Fifty-eight years later, I have learned that “ever after” is not one shining moment. It is thousands of ordinary days, steadily stitched together by love.
Our marriage has outlasted careers, outlived many friendships, and deepened with time. The country changed its fashions, music, politics, and even street names, yet at the center of that changing world, we remained at the same dinner table, still talking, still exchanging glances, still reaching for each other’s hands without thinking.
Our life was never built on wow moments. It grew from small, repeated acts of love that became habits, and those habits became our shared life.
Like many young couples, we once thought love was a feeling strong enough to carry us through anything. Years after our last dance at the Nile on Dewey (now Roxas) Boulevard, we learned that marriage is more than a feeling. It is a discipline, a daily decision to stay together, to listen, to forgive and to laugh even when life is not amusing.
We began with dreams larger than our means, in a small house and a smaller budget, but with great faith in each other. We argued over trivial things, then learned how to share space, pride and responsibility. The blessing was not in avoiding disagreements, but in ending them quickly, gently, and returning to each other with grace.
Then three children arrived, and the house grew louder, messier, fuller and happier.
Romance never left. It simply lived beside responsibility. As we climbed corporate ladders in multinational firms, our days filled with meetings, deadlines, cocktail parties and official functions. Before we knew it, our three babies were adults and eventually our “barkada.”
We cherished simple rituals of morning coffee, TV Mass, nightly rosaries, evening walks, the same seats at the table and the same way of saying goodnight.
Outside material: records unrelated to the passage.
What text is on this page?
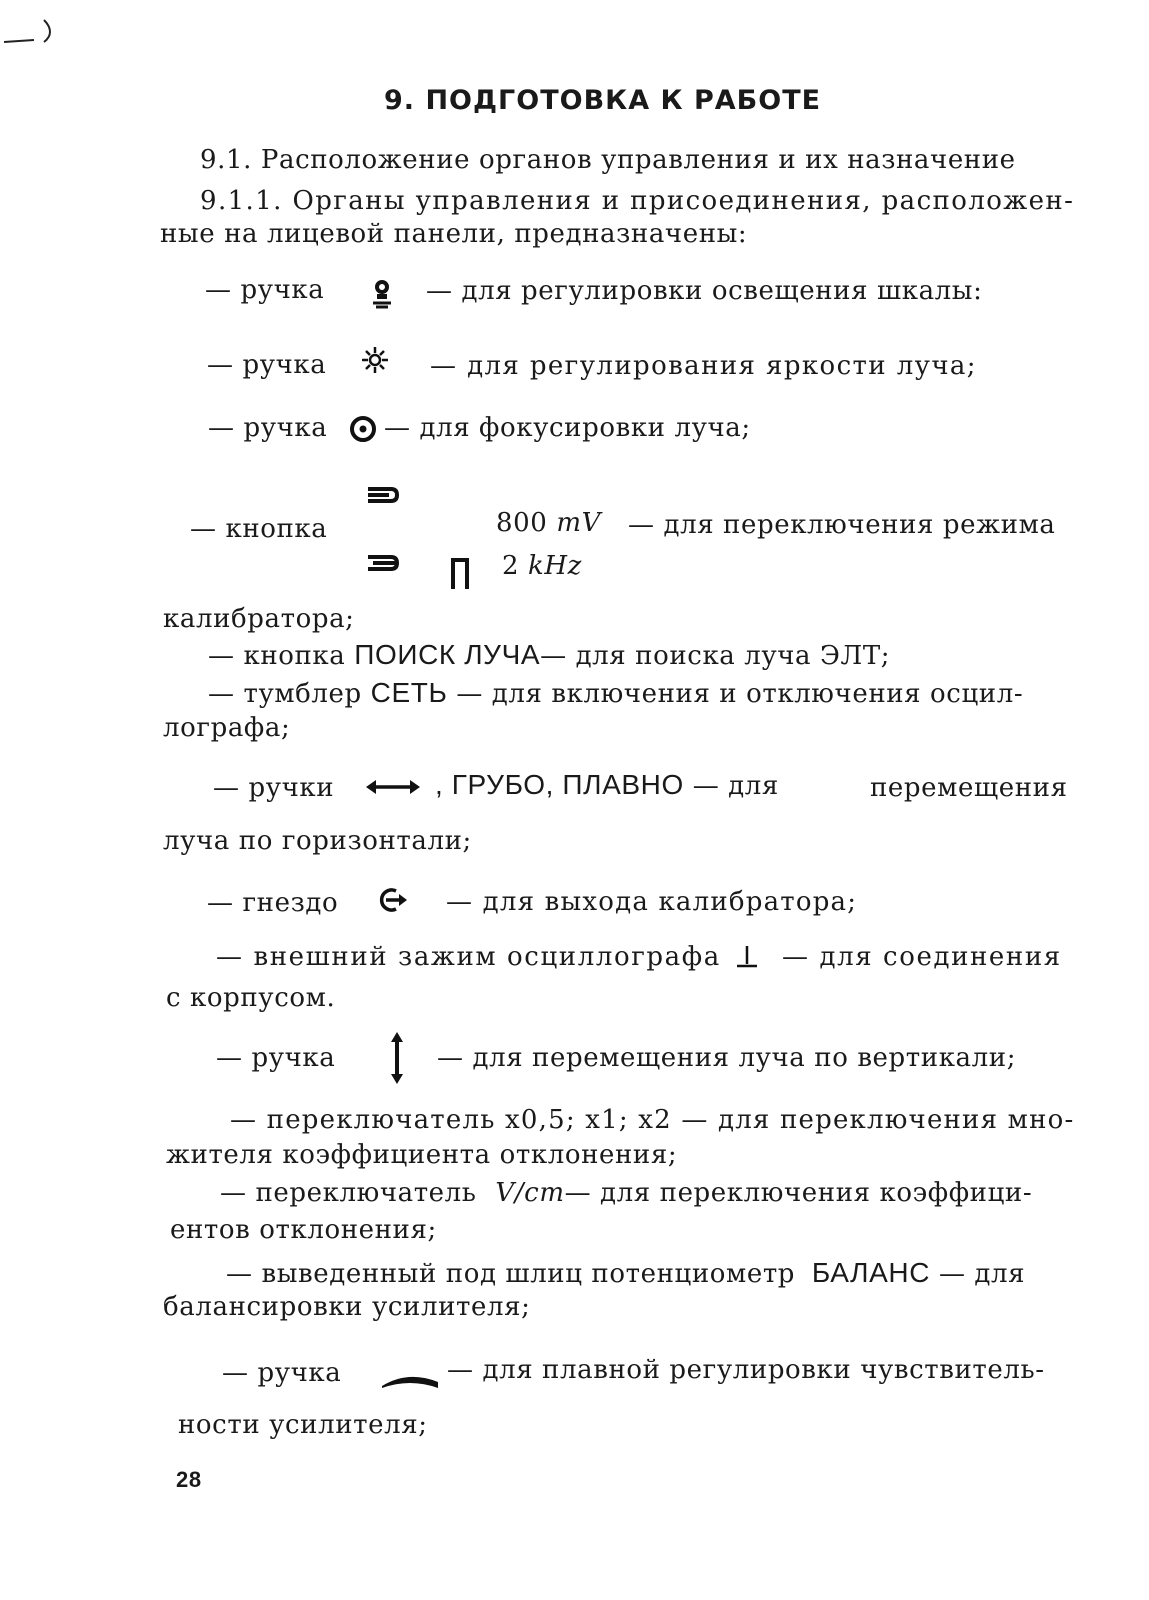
9. ПОДГОТОВКА К РАБОТЕ
9.1. Расположение органов управления и их назначение
9.1.1. Органы управления и присоединения, расположен-
ные на лицевой панели, предназначены:
— ручка	— для регулировки освещения шкалы:
— ручка	— для регулирования яркости луча;
— ручка — для фокусировки луча;
— кнопка	800 mV — для переключения режима
2 kHz
калибратора;
— кнопка ПОИСК ЛУЧА— для поиска луча ЭЛТ;
— тумблер СЕТЬ — для включения и отключения осцил-
лографа;
— ручки	, ГРУБО, ПЛАВНО — для	перемещения
луча по горизонтали;
— гнездо	— для выхода калибратора;
— внешний зажим осциллографа — для соединения
с корпусом.
— ручка	— для перемещения луча по вертикали;
— переключатель х0,5; х1; х2 — для переключения мно-
жителя коэффициента отклонения;
— переключатель V/cm— для переключения коэффици-
ентов отклонения;
— выведенный под шлиц потенциометр БАЛАНС — для
балансировки усилителя;
— ручка	— для плавной регулировки чувствитель-
ности усилителя;
28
These routines quietly held our decades together.
In time, the children built lives of their own, and the house grew quiet again. Once more, it was just the two of us, like in the beginning, only gentler and more certain.
Our conversations shifted from tuition and other school fees, and report cards to travels, memories, dinners with children and grandchildren, and plans for Christmas reunions with the Lazo and Lacson clans.
After our corporate years, we spent three decades in business, she in exports, I in shipping. She often traveled abroad, sadly during our wedding anniversaries and Valentine’s Day, to meet her buyers, while I busied myself visiting the ports where my ships called. Even distance became part of our story.
We have walked through illness, disappointment, celebrations, grief, success and many unexpected blessings. We have attended countless weddings, baptisms and funerals, reminders that life is fragile and time is precious.
Our marriage of 58 years has become a living treasury of memories.
In later years, arguments grew fewer and were quickly resolved with forgiveness and sincere reconciliation.
Perhaps the truest mark of our life together is that we no longer need many words. A glance, a touch, a quiet walk are enough.
Today, our marriage is no longer just a contract. It is a steady companionship so familiar that life without each other is beyond imagination.
As we mark 58 years, I am grateful not for the grand moments, but for our steady faithfulness to each other that carried us here. If there is a secret to our “ever after,” it is simply this: We kept choosing each other, in ordinary days and stormy seasons alike. And tonight, given another lifetime, I would still reach for the same hand.